Медведь лежал черный, огромный, безразличный, положив, как собака, морду на лапы, и, по всей вероятности, скучал. Никитин подумал, что здесь, в клетке, медведь утратил всю свою медвежью индивидуальность, и все ему было безразлично, даже собственные привычки.
– Можешь? – допытывалась Наташа.
– Сейчас, – сказал Никитин. – Подожди меня здесь, я быстро поглажу и вернусь.
Клетка оказалась незапертой, а просто задвинутой на тяжелую железную щеколду. Когда Никитин отодвинул щеколду и вошел, медведь не обернулся и, казалось, не обратил на это никакого внимания.
Шерсть у медведя была черная, слипшаяся, возле брюха висела сосульками. Никитин с отвращением дотянулся до высокой медвежьей холки и заторопился обратно. Медведь быстро поднялся с пола, обошел Никитина и лег возле двери. Никитин, в свою очередь, хотел обойти медведя, но тот поднял морду и посмотрел на него мелкими замороженными глазками. Медведь не утратил свою медвежью индивидуальность. Никитин понял это, во рту у него сделалось сухо, а пульс застучал в висках с такой силой, что казалось, будто уродовал лицо.
– Наташа! – позвал Никитин.
Дочь, радостная, подбежала к клетке.
– Поди позови кого-нибудь. Я не могу выйти.
– Тебе уже надоело? – разочарованно спросила Наташа.
– Позови…
Наташа побежала куда-то, а через несколько минут вернулась и привела сторожа зоопарка в ватнике и в кепке.
– Никитин, – представился Никитин и протянул сквозь прутья руку с вытянутыми пальцами.
– Пьяный, что ли? – брезгливо поинтересовался сторож.
– Нет.
– Поспорил?
– Нет, не спорил.
– А зачем влез?
– Просто так.
– Вот и сиди теперь. Гималайский медведь никого не выпускает.
– Почему?
– У него такая манера.
Сторож имел дело с хищниками и знал манеру каждого. Не верить ему не имело никакого смысла.
– А что же теперь делать? – упавшим голосом спросил Никитин.
– Убить.
– Кого? – испугался Никитин.
– Это уж я не знаю.

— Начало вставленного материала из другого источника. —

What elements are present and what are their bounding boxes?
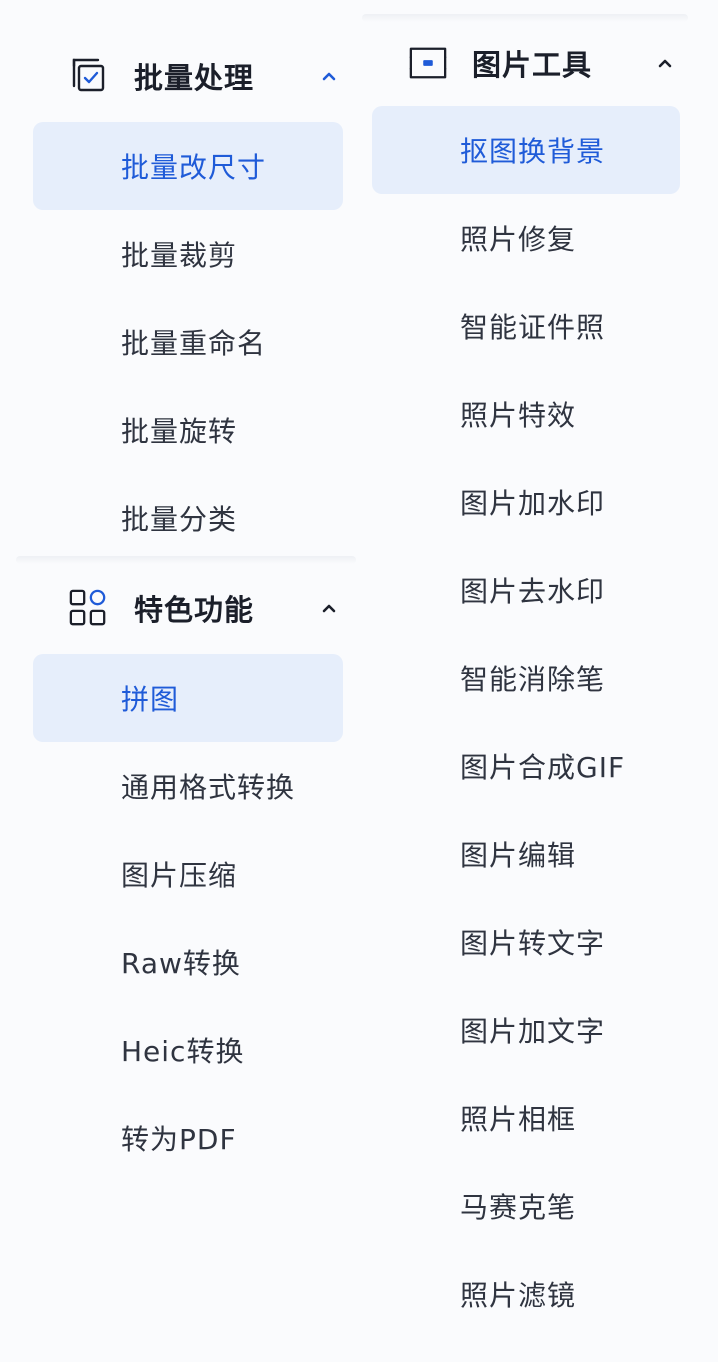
menu-item-label: 批量改尺寸 — [121, 151, 267, 184]
grid-icon — [68, 588, 108, 628]
right-panel: 图片工具 抠图换背景 照片修复 智能证件照 照片特效 图片加水印 图片去水印 智… — [362, 20, 692, 1338]
menu-item-label: 照片特效 — [460, 399, 577, 432]
menu-item-add-watermark[interactable]: 图片加水印 — [372, 458, 680, 546]
menu-item-to-pdf[interactable]: 转为PDF — [33, 1094, 343, 1182]
menu-item-remove-watermark[interactable]: 图片去水印 — [372, 546, 680, 634]
section-divider — [16, 556, 356, 564]
menu-item-label: 图片加水印 — [460, 487, 606, 520]
menu-item-label: 图片编辑 — [460, 839, 577, 872]
menu-item-label: 照片滤镜 — [460, 1279, 577, 1312]
menu-item-cutout-background[interactable]: 抠图换背景 — [372, 106, 680, 194]
section-header-image-tools[interactable]: 图片工具 — [362, 20, 692, 106]
menu-item-label: 智能消除笔 — [460, 663, 606, 696]
menu-item-label: 批量分类 — [121, 503, 238, 536]
menu-item-batch-rotate[interactable]: 批量旋转 — [33, 386, 343, 474]
menu-item-image-to-text[interactable]: 图片转文字 — [372, 898, 680, 986]
chevron-up-icon[interactable] — [318, 65, 340, 87]
menu-item-label: 转为PDF — [121, 1123, 237, 1156]
menu-item-smart-eraser[interactable]: 智能消除笔 — [372, 634, 680, 722]
menu-item-raw-convert[interactable]: Raw转换 — [33, 918, 343, 1006]
section-title-image-tools: 图片工具 — [472, 48, 593, 82]
menu-item-collage[interactable]: 拼图 — [33, 654, 343, 742]
menu-item-label: 照片相框 — [460, 1103, 577, 1136]
menu-item-label: 抠图换背景 — [460, 135, 606, 168]
menu-item-add-text[interactable]: 图片加文字 — [372, 986, 680, 1074]
chevron-up-icon[interactable] — [318, 597, 340, 619]
section-header-features[interactable]: 特色功能 — [10, 562, 358, 654]
batch-copy-icon — [68, 56, 108, 96]
menu-item-photo-repair[interactable]: 照片修复 — [372, 194, 680, 282]
menu-item-batch-resize[interactable]: 批量改尺寸 — [33, 122, 343, 210]
menu-item-photo-frame[interactable]: 照片相框 — [372, 1074, 680, 1162]
menu-item-label: 照片修复 — [460, 223, 577, 256]
chevron-up-icon[interactable] — [654, 52, 676, 74]
menu-item-photo-effects[interactable]: 照片特效 — [372, 370, 680, 458]
section-header-batch[interactable]: 批量处理 — [10, 30, 358, 122]
menu-item-id-photo[interactable]: 智能证件照 — [372, 282, 680, 370]
menu-item-image-edit[interactable]: 图片编辑 — [372, 810, 680, 898]
menu-item-heic-convert[interactable]: Heic转换 — [33, 1006, 343, 1094]
menu-item-batch-classify[interactable]: 批量分类 — [33, 474, 343, 562]
section-title-batch: 批量处理 — [134, 61, 255, 95]
menu-item-batch-crop[interactable]: 批量裁剪 — [33, 210, 343, 298]
menu-item-label: 马赛克笔 — [460, 1191, 577, 1224]
menu-item-label: 批量裁剪 — [121, 239, 238, 272]
menu-item-label: 图片压缩 — [121, 859, 238, 892]
menu-item-label: 图片转文字 — [460, 927, 606, 960]
menu-item-batch-rename[interactable]: 批量重命名 — [33, 298, 343, 386]
image-frame-icon — [408, 43, 448, 83]
left-panel: 批量处理 批量改尺寸 批量裁剪 批量重命名 批量旋转 批量分类 特色功能 拼图 … — [10, 30, 358, 1182]
section-title-features: 特色功能 — [134, 593, 255, 627]
menu-item-image-compress[interactable]: 图片压缩 — [33, 830, 343, 918]
menu-item-label: 拼图 — [121, 683, 180, 716]
menu-item-photo-filter[interactable]: 照片滤镜 — [372, 1250, 680, 1338]
menu-item-label: 批量旋转 — [121, 415, 238, 448]
menu-item-format-convert[interactable]: 通用格式转换 — [33, 742, 343, 830]
menu-item-label: Heic转换 — [121, 1035, 245, 1068]
menu-item-make-gif[interactable]: 图片合成GIF — [372, 722, 680, 810]
menu-item-label: 图片加文字 — [460, 1015, 606, 1048]
menu-item-label: 图片去水印 — [460, 575, 606, 608]
menu-item-label: 图片合成GIF — [460, 751, 626, 784]
menu-item-mosaic-brush[interactable]: 马赛克笔 — [372, 1162, 680, 1250]
menu-item-label: Raw转换 — [121, 947, 241, 980]
menu-item-label: 通用格式转换 — [121, 771, 296, 804]
menu-item-label: 批量重命名 — [121, 327, 267, 360]
menu-item-label: 智能证件照 — [460, 311, 606, 344]
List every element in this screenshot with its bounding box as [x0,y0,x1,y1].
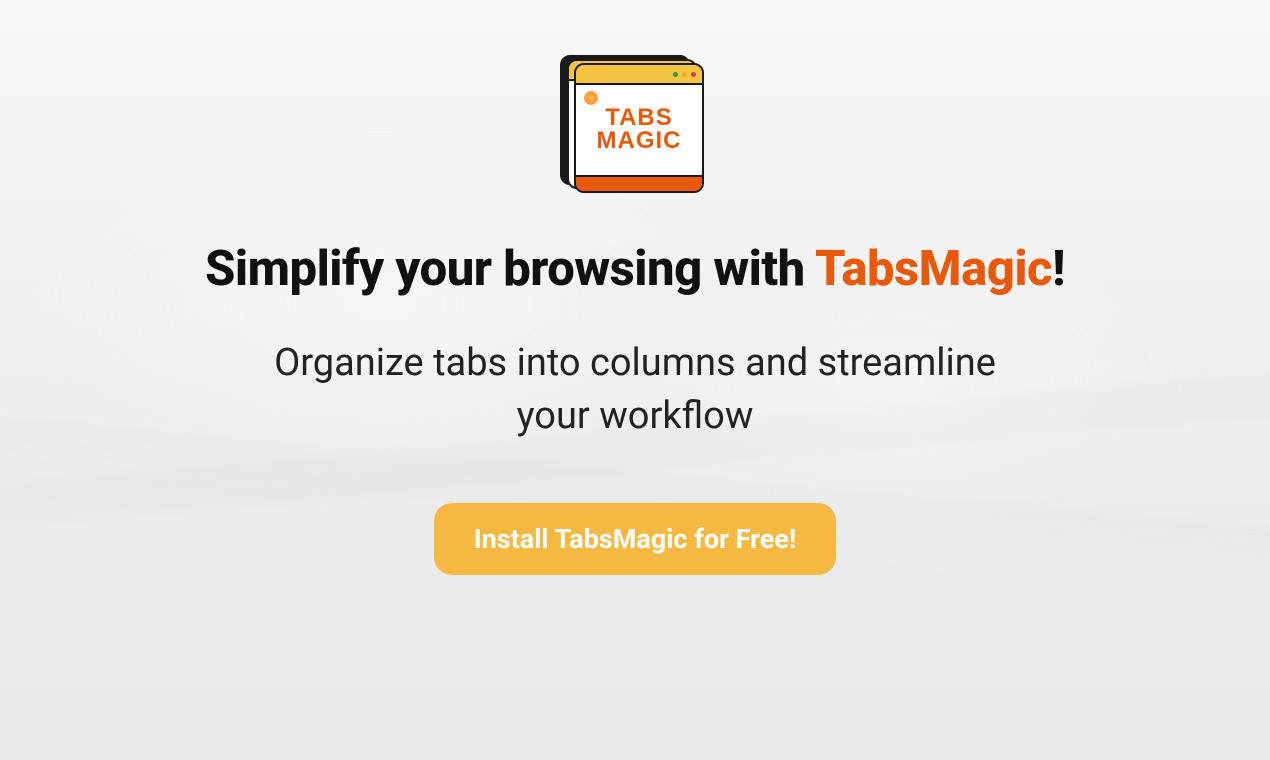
window-dot-icon [691,72,696,77]
window-dot-icon [682,72,687,77]
logo-text: TABS MAGIC [597,107,682,153]
logo: TABS MAGIC [560,55,710,205]
heading-suffix: ! [1052,240,1065,297]
logo-body: TABS MAGIC [576,85,702,175]
logo-text-line2: MAGIC [597,130,682,153]
logo-titlebar [576,65,702,85]
window-dot-icon [673,72,678,77]
page-heading: Simplify your browsing with TabsMagic! [205,240,1065,297]
logo-card-front: TABS MAGIC [574,63,704,193]
install-button[interactable]: Install TabsMagic for Free! [434,503,837,575]
page-subheading: Organize tabs into columns and streamlin… [235,337,1035,443]
hero-section: TABS MAGIC Simplify your browsing with T… [0,0,1270,760]
logo-footer [576,175,702,191]
heading-prefix: Simplify your browsing with [205,240,815,297]
heading-brand: TabsMagic [815,240,1052,297]
sun-icon [584,91,598,105]
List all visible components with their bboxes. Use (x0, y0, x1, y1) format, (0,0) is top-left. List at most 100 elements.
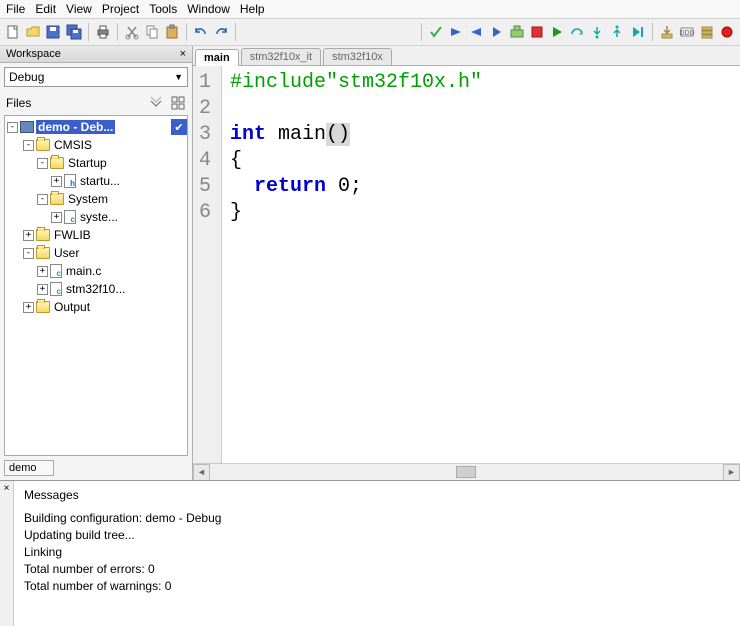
compile-button[interactable] (427, 21, 445, 43)
tree-row-output[interactable]: + Output (5, 298, 187, 316)
toggle-breakpoint-button[interactable] (447, 21, 465, 43)
code-area[interactable]: 1 2 3 4 5 6 #include"stm32f10x.h" int ma… (193, 66, 740, 463)
tree-row-syste-file[interactable]: + syste... (5, 208, 187, 226)
tree-check[interactable]: ✔ (171, 119, 187, 135)
tree-label: main.c (64, 264, 103, 278)
breakpoint-button[interactable] (718, 21, 736, 43)
menu-view[interactable]: View (66, 2, 92, 16)
step-into-button[interactable] (588, 21, 606, 43)
run-to-button[interactable] (629, 21, 647, 43)
expand-toggle[interactable]: + (37, 266, 48, 277)
project-tree[interactable]: - demo - Deb... ✔ - CMSIS - Startup + (4, 115, 188, 456)
workspace-close-button[interactable]: × (180, 48, 186, 60)
nav-forward-button[interactable] (487, 21, 505, 43)
build-config-select[interactable]: Debug ▼ (4, 67, 188, 87)
cut-button[interactable] (122, 21, 140, 43)
memory-button[interactable]: DDD (678, 21, 696, 43)
editor-tab-stm32f10x-it[interactable]: stm32f10x_it (241, 48, 321, 65)
print-button[interactable] (94, 21, 112, 43)
scroll-left-button[interactable]: ◄ (193, 464, 210, 480)
print-icon (95, 24, 111, 40)
menu-file[interactable]: File (6, 2, 25, 16)
tree-label: System (66, 192, 110, 206)
code-text[interactable]: #include"stm32f10x.h" int main() { retur… (222, 66, 490, 463)
workspace-bottom-tab[interactable]: demo (4, 460, 54, 476)
menu-project[interactable]: Project (102, 2, 139, 16)
tree-label: startu... (78, 174, 122, 188)
main-area: Workspace × Debug ▼ Files - demo - Deb..… (0, 46, 740, 480)
collapse-button[interactable] (148, 95, 164, 111)
new-file-button[interactable] (4, 21, 22, 43)
registers-button[interactable] (698, 21, 716, 43)
open-button[interactable] (24, 21, 42, 43)
view-mode-button[interactable] (170, 95, 186, 111)
expand-toggle[interactable]: + (37, 284, 48, 295)
menu-bar: File Edit View Project Tools Window Help (0, 0, 740, 19)
step-over-button[interactable] (568, 21, 586, 43)
folder-icon (36, 247, 50, 259)
scroll-right-button[interactable]: ► (723, 464, 740, 480)
file-h-icon (64, 174, 76, 188)
download-button[interactable] (657, 21, 675, 43)
expand-toggle[interactable]: - (37, 194, 48, 205)
editor-tab-stm32f10x[interactable]: stm32f10x (323, 48, 392, 65)
editor-hscroll[interactable]: ◄ ► (193, 463, 740, 480)
expand-toggle[interactable]: + (51, 212, 62, 223)
files-header: Files (0, 91, 192, 111)
messages-close-button[interactable]: × (0, 481, 14, 626)
copy-icon (144, 24, 160, 40)
nav-back-button[interactable] (467, 21, 485, 43)
expand-toggle[interactable]: + (51, 176, 62, 187)
tree-row-fwlib[interactable]: + FWLIB (5, 226, 187, 244)
menu-tools[interactable]: Tools (149, 2, 177, 16)
expand-toggle[interactable]: - (37, 158, 48, 169)
editor-tab-main[interactable]: main (195, 49, 239, 66)
undo-icon (193, 24, 209, 40)
editor-panel: main stm32f10x_it stm32f10x 1 2 3 4 5 6 … (193, 46, 740, 480)
toolbar-separator (88, 23, 89, 41)
step-out-button[interactable] (608, 21, 626, 43)
expand-toggle[interactable]: + (23, 230, 34, 241)
tree-row-startu-file[interactable]: + startu... (5, 172, 187, 190)
stop-build-button[interactable] (528, 21, 546, 43)
collapse-icon (148, 95, 164, 111)
tree-row-startup[interactable]: - Startup (5, 154, 187, 172)
memory-icon: DDD (679, 24, 695, 40)
redo-button[interactable] (212, 21, 230, 43)
build-icon (509, 24, 525, 40)
folder-icon (36, 301, 50, 313)
tree-row-user[interactable]: - User (5, 244, 187, 262)
tree-row-main-c[interactable]: + main.c (5, 262, 187, 280)
messages-body[interactable]: Messages Building configuration: demo - … (14, 481, 740, 626)
check-icon (428, 24, 444, 40)
save-button[interactable] (44, 21, 62, 43)
undo-button[interactable] (192, 21, 210, 43)
tree-row-cmsis[interactable]: - CMSIS (5, 136, 187, 154)
expand-toggle[interactable]: - (23, 140, 34, 151)
tree-label: stm32f10... (64, 282, 127, 296)
open-folder-icon (25, 24, 41, 40)
scroll-thumb[interactable] (456, 466, 476, 478)
debug-go-button[interactable] (548, 21, 566, 43)
grid-icon (170, 95, 186, 111)
step-out-icon (609, 24, 625, 40)
toolbar-separator (421, 23, 422, 41)
step-over-icon (569, 24, 585, 40)
make-button[interactable] (507, 21, 525, 43)
menu-help[interactable]: Help (240, 2, 265, 16)
paste-button[interactable] (163, 21, 181, 43)
save-all-button[interactable] (65, 21, 83, 43)
message-line: Linking (24, 544, 730, 561)
tree-row-system[interactable]: - System (5, 190, 187, 208)
expand-toggle[interactable]: - (23, 248, 34, 259)
menu-edit[interactable]: Edit (35, 2, 56, 16)
tree-row-demo[interactable]: - demo - Deb... ✔ (5, 118, 187, 136)
menu-window[interactable]: Window (187, 2, 230, 16)
tree-row-stm32f10-c[interactable]: + stm32f10... (5, 280, 187, 298)
tree-label: Output (52, 300, 92, 314)
toolbar: DDD (0, 19, 740, 46)
tree-label: FWLIB (52, 228, 93, 242)
expand-toggle[interactable]: + (23, 302, 34, 313)
expand-toggle[interactable]: - (7, 122, 18, 133)
copy-button[interactable] (143, 21, 161, 43)
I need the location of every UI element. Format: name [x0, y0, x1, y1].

Медведь уникальный, а таких, как ты, полный зоопарк.
Сторож не учитывал ни конкретного состояния Никитина, ни его принципов относительно свободы личности.
– Позовите кого-нибудь из начальства, – попросил Никитин.
– Зачем? – Сторож не любил ходить по начальству. Может быть, стеснялся своего ватника и кепки.
– Посоветоваться, – сказал Никитин.
– А что начальство? Оно вместо тебя в клетку не полезет. Ты теперь с медведем советуйся. Нам его заграничное государство подарило. Убить медведя – значит идти на конфликт. Из-за тебя никто на конфликт не пойдет.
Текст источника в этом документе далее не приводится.